Tuesday, April 3, 2012

Adventure in Manhattan

TCM showed Adventure in Manhattan a week or so ago. It's the sort of movie that I wouldn't have expected to see a DVD release. But, it's part of a TCM box set of Jean Arthur comedies, so you don't have to wait for the next TCM showing, whenever that's going to be.

Adventure in Manhattan was released in late 1936, about the same time that the second of the Thin Man movies came out. Nick and Nora Charles had proved to be quite a popular couple, and studios, in their usual fit of unoriginality, were all trying to come up with movies that fit the same formula as The Thin Man -- comedic mysteries that aren't too long and not too taxing, preferably with a bunch of quirky characters.
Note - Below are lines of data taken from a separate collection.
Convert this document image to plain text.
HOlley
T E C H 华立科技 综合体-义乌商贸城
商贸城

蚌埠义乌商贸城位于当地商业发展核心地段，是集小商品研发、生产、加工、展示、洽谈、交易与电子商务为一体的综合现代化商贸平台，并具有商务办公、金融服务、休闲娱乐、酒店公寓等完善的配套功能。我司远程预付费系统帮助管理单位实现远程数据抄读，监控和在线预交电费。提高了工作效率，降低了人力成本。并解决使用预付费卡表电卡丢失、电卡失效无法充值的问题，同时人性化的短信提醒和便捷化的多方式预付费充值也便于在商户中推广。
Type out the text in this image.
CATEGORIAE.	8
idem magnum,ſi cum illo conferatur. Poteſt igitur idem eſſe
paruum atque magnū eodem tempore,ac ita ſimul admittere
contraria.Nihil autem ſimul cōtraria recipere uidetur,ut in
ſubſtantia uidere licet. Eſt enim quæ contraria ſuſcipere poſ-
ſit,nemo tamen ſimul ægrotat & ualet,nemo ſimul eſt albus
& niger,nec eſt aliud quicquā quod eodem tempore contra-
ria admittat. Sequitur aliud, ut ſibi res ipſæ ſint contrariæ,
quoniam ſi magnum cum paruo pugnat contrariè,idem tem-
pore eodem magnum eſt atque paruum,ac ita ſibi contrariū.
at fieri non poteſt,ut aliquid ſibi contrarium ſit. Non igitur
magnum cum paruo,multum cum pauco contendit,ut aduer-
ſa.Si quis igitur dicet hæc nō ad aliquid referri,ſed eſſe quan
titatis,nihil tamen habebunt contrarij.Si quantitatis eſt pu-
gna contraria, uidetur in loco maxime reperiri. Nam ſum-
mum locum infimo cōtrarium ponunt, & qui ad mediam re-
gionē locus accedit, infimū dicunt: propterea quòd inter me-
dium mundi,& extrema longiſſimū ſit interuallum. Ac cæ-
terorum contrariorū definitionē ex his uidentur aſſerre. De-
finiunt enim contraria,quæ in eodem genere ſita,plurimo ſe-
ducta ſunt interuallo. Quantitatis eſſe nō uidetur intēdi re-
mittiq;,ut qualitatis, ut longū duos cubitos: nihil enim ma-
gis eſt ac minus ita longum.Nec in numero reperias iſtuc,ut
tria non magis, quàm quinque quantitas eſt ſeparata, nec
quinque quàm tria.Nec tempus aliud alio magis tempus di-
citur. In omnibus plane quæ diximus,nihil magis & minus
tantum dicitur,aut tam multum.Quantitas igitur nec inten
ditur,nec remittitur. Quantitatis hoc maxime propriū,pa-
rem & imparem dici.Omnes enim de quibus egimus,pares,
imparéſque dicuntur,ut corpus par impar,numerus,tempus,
Adventure in Manhattan isn't exactly the best movie Jean Arthur ever made, but as far as comic mysteries go, this one is entertaining enough.

On to the plot, such as it is. Arthur may get top billing, but the real main character is Joel McCrea, playing George Melville. Melville is a crime writer who has been hired by a newspaper editor (Thomas Mitchell) to cover the case of a prominent jewel heist. Melville is convinced he knows who did it. The only problem is, the person who did it is dead, or at least, believed to be dead by everybody who matters. As Melville is leaving the press club, he's accosted by Claire (Jean Arthur), who gives him some sob story about her horrible ex-husband keeping her from seeing her child on the child's birthday. It turns out that this is just a ruse designed by all of Melville's reporter friends and Claire is an actress starring in a World War I-themed play being produced by Blackton Gregory (Reginald Owen).

At this point, the movie turns not into a mystery, but a sort of suspense film: Gregory reveals his true identity to a small group of people woking on the play with him. It turns out that Gregory really is the man who Melville figured is responsible for the heists; only, he faked his death to throw everybody off the trail. The play is really an elaborate ruse. The theatre, it turns out, is right next to the bank where a famous jewel is kept, and Gregory is going to use the artillery blasts that are part of the play's plot to mask the sound of tunneling under and drilling into the bank vault to get the jewel. (Wouldn't the police spot the tunnel in their investigation and find that it leads back to the theater?) Alfred Hitchcock made the comment about suspense being that we viewers know something bad that might be about to happen, but the characters may not know; mystery is when we don't know who's going to commit the crime. So Adventure in Manhattan really goes from one genre to another.

As I said earlier, Adventure in Manhattan is entertaining enough, thanks in large part to the cast. Jean Arthur was good at comedy, as well as being the support to the leading man, so she's fine here. Indeed, for most of the film she doesn't really know what's going on, but is a key witness to discovering the truth about Blackton Gregory. Joel McCrea is also quite underrated in comedy, but also good enough to handle suspenseful roles as he did in Foreign Correspondent. Reginald Owen is British enough and distinguished enough, while Mitchell's editor role is fairly small but shows a good adeptness at least for the sort of comedy where he's the foil. If the movie falls short, it's in the plot. I think it might have worked better as a straight-up comic mystery in the Thin Man vein, or perhaps a suspense movie if the relationship between Claire and Melville weren't as comedic (see the relationship between McCrea and Laraine Day in Foreign Correspondent).